Comparison of the optical and the radar image results. a Represents the optical image, while b denotes the radar image (Zhou et al., 2019)

In addition, He et al. (2020) from Hong Kong Polytechnic University conducted a study on the use of GNSS-based passive Radar for moving target detection. They proposed a novel hybrid coherent and incoherent integration scheme termed the trapezoidal transform and Lv distribution. This method compensated for both the RCM and the DFM, while also offered integration gains, both coherent and noncoherent, to enhance the SNR (He et al., 2020). Santi et al. (2020c) proposed a detection strategy that reduced the sensitivity of prolonged integration methods to the chosen motion model. This approach offered computational complexity savings and made it attractive for real-time implementation.

Furthermore, Zhou et al. (2022) from Beihang University introduced a Moving Target Indication (MTI) algorithm based on High Frame Rate Image Sequences (HFRIS) into GNSS-based Passive Bistatic Radar (PBR). This algorithm avoids the need for iterative multidimensional parameter search, resulting in higher computational efficiency when compared to methods based on Range-Doppler Frequency-Time (RDFT) (Fig. 19). Li et al. (2021) from University of Electronic Science and Technology of China introduced a Maritime Moving Target (MMT) detection technique based on BDS Passive Multi-static Radar (PMR), which obtained the moving target through Space–Time Hybrid Integration (STHI) processing and the final integration result (Fig. 20).

Fig. 19
figure 19

RD image of the target return generated by 1-s integration using the GRFT algorithm. The zero Doppler regions were isolated through frequency domain filtering to suppress the background clutters (Zhou et al., 2022)

Fig. 20
figure 20

Detection experiment moving target (a), top view of the receiving geometry (b) and the final integration result at the X–Y –V domain (c) (Li et al., 2021)

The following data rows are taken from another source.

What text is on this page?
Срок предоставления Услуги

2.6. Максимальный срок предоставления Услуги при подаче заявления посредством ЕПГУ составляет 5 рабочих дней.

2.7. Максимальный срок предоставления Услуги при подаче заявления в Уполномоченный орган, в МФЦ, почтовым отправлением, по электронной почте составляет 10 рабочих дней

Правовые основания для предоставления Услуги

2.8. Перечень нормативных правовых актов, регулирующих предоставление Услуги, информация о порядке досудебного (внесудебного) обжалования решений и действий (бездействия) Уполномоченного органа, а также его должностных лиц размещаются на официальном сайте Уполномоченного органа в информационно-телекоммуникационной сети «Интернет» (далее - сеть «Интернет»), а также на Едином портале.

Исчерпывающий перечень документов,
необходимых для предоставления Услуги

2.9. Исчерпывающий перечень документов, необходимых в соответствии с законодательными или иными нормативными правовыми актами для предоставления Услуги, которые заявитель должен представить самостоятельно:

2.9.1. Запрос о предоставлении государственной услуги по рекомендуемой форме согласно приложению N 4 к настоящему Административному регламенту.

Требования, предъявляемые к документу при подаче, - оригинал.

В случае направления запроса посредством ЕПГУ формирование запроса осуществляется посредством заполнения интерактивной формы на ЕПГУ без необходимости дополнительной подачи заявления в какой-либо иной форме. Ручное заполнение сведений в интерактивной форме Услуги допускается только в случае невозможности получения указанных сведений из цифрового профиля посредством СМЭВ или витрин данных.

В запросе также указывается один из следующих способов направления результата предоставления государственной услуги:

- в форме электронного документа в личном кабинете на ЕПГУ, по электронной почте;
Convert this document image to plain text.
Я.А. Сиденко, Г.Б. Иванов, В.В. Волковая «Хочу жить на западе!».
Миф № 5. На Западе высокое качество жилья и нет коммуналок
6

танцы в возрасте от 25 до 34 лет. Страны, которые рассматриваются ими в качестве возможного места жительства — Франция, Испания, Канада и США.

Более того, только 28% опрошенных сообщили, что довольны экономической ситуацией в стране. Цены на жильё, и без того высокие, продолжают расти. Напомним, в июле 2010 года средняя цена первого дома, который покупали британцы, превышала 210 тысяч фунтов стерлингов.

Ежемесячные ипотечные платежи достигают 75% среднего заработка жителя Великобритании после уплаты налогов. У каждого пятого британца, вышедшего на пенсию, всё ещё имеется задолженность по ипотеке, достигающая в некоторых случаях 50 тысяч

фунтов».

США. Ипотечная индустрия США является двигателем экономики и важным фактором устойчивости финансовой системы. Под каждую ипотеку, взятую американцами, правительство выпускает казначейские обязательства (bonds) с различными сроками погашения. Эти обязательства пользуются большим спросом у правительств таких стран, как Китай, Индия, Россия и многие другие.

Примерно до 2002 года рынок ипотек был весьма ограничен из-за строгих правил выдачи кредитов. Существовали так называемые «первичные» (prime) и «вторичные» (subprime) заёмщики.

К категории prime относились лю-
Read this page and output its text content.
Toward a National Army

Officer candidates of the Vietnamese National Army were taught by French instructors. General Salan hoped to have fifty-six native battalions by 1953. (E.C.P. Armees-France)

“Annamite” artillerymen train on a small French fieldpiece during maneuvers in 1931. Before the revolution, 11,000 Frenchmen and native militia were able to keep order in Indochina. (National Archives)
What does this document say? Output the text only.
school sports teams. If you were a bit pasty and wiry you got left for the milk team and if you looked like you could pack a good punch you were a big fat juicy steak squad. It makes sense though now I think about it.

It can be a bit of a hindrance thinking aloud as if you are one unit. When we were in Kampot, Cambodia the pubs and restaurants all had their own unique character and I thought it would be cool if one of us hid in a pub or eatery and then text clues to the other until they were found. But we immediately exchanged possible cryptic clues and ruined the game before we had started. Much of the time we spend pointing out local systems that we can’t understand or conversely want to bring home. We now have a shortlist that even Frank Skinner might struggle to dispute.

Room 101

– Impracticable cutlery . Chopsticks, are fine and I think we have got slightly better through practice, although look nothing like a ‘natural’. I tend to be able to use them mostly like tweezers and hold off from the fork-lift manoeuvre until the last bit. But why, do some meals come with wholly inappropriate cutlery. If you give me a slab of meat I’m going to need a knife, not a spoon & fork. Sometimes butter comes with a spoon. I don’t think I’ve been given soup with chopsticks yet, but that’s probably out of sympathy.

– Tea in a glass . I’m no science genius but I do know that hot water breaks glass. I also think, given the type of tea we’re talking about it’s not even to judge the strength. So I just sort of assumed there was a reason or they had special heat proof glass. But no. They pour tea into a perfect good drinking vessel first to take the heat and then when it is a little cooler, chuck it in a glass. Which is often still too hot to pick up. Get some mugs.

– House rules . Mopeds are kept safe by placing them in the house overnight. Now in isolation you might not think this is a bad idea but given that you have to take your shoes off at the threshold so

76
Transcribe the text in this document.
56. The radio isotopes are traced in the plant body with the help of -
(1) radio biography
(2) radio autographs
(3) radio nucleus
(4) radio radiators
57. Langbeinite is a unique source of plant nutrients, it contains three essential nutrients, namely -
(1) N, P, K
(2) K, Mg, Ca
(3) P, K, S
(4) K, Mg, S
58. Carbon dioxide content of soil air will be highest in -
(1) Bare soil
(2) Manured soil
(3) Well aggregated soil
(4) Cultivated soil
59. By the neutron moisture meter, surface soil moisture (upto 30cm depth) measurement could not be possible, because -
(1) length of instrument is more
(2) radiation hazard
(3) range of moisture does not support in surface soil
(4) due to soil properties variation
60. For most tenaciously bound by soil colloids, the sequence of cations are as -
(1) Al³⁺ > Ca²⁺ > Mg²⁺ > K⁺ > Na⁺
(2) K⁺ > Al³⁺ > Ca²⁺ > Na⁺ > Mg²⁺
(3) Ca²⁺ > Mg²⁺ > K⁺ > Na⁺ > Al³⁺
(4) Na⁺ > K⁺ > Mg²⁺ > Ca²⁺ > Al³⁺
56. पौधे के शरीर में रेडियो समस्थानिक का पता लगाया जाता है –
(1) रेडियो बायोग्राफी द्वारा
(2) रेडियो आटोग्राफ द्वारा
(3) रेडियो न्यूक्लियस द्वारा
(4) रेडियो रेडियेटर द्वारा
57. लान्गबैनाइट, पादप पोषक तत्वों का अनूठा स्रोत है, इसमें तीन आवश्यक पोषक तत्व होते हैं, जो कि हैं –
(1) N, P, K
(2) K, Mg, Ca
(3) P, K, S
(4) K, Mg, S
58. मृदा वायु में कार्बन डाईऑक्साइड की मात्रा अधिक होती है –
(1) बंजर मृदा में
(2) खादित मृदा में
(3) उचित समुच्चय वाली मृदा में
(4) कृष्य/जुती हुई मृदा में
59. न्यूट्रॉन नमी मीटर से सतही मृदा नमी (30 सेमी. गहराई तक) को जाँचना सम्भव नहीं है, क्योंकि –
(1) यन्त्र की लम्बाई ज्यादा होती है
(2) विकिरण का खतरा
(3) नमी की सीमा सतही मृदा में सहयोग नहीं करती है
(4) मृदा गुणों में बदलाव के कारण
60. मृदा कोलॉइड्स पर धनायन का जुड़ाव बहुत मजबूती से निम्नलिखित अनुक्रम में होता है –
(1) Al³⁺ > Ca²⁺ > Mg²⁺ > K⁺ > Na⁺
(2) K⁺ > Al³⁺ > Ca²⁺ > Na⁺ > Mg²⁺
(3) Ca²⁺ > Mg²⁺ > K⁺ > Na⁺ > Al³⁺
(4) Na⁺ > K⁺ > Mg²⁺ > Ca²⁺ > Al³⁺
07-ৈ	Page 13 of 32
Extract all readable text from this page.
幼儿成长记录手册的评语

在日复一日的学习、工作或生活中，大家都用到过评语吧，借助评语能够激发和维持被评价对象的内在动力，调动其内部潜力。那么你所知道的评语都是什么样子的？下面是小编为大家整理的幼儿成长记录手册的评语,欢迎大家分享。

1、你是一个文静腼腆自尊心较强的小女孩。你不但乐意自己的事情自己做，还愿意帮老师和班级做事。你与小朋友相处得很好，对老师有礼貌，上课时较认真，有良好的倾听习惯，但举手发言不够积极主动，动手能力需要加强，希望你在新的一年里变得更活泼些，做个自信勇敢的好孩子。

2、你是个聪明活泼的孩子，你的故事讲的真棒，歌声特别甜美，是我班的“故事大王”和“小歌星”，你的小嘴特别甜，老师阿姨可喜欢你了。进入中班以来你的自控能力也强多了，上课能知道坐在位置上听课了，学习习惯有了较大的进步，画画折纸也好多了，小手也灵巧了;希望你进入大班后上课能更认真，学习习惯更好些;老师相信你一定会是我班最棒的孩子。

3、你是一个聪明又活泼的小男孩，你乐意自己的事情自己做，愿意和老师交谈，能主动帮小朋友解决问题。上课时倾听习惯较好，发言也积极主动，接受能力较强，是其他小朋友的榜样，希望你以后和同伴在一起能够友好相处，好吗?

In addition, Zhang et al. (2023b) from Wuhan University proposed a bistatic structure for Beidou synchronized Geostationary Earth Orbit (GEO) satellite opportunity signal reception, suitable for short-term coherent integration of echo signals and introduced corresponding signal processing methods. Therefore, GNSS-R technology provides promising opportunities for target detection in various domains. Whether in maritime, urban, or environmental applications, GNSS-R signals offer valuable information about target characteristics.

Opportunities and prospects

Future developments

For ground-based GNSS-R observations, the evaluation of the BRCS across diverse vegetation types from very low altitude platforms (< 20 m) to assess their effectiveness for commercial drones may be included in the future research. New signals with a higher bandwidth, such as GPS L5 or Galileo E5a are currently explored with airborne studies. The feasibility of combining RHCP and LHCP antennas with coherent receivers is being explored using airborne observations to detect the polarimetry signature of the surface. The effectiveness of the utilization of two polarization antennas to directly estimate soil moisture, bypassing the need for surface roughness correction or vegetation attenuation, is currently being explored. The electronics miniaturization, help providing more data by integrating GNSS-R receivers, is a great achievement. The DDM generation in orbit with current approaches is an advance since it provides relaxed requirements with a decreased data budget for the mission. For future missions, it may be imperative to integrate multi-channel correlators for various polarizations and cross-correlation channels to accurately generate the full Stokes parameters of the reflected wave. For better retrieval of geophysical parameters, all types of multi-GNSS constellations with higher bandwidth signals and polarimetric schemes must be integrated. Furthermore, developments in GNSS-R receivers, algorithms, and satellite missions will expand the scope and effectiveness of target detection using GNSS-R signals in the future.

Emerging applications

GNSS-R, beyond its traditional applications, starts to explore other areas of research or phenomena. Mesoscale ocean eddies, targets above the Earth’s surface, ionospheric plasma loss, river flow, ocean phytoplankton blooms, ocean microplastics detection, and desert studies are some new areas being explored by GNSS-R (Rodriguez-Alvarez et al., 2023).

Mesoscale ocean eddies

Mesoscale ocean eddies can influence near-surface wind, cloud properties, and rainfall. GNSS-R (e.g. CYGNSS) offers a possibility to study ocean eddies. The utilization of CYGNSS data to detect mesoscale ocean eddies feasibility was the first time reported by Hoseini et al. (2020). The NBRCS responses were clearly observed at the center or edges of the eddies, and the analysis showed a strong inverse correlation between the sensible heat flux and the normalized bistatic radar cross section (Rodriguez-Alvarez et al., 2023). In addition, the so-called “Eddies Experiment” onboard the German High Altitude LOng Range (HALO) Research Aircraft showed the capability of the GNSS-R technique for ocean eddie observations (Fig. 21).

Fig. 21
figure 21

A CYGNSS track overpassed an eddy on 4 July 2017, 12:24. The top-left panel displays sea surface temperature, surface wind (indicated by white arrows), and current (represented by blue cones). The top-right panel visualizes instantaneous surface Sensible Heat Flux (SHF) and surface stress (illustrated with blue arrows). The bottom panel profiles CYGNSS σ0 along with the wind and current velocity, instantaneous SHF, and surface stress magnitudes (Hoseini et al., 2020)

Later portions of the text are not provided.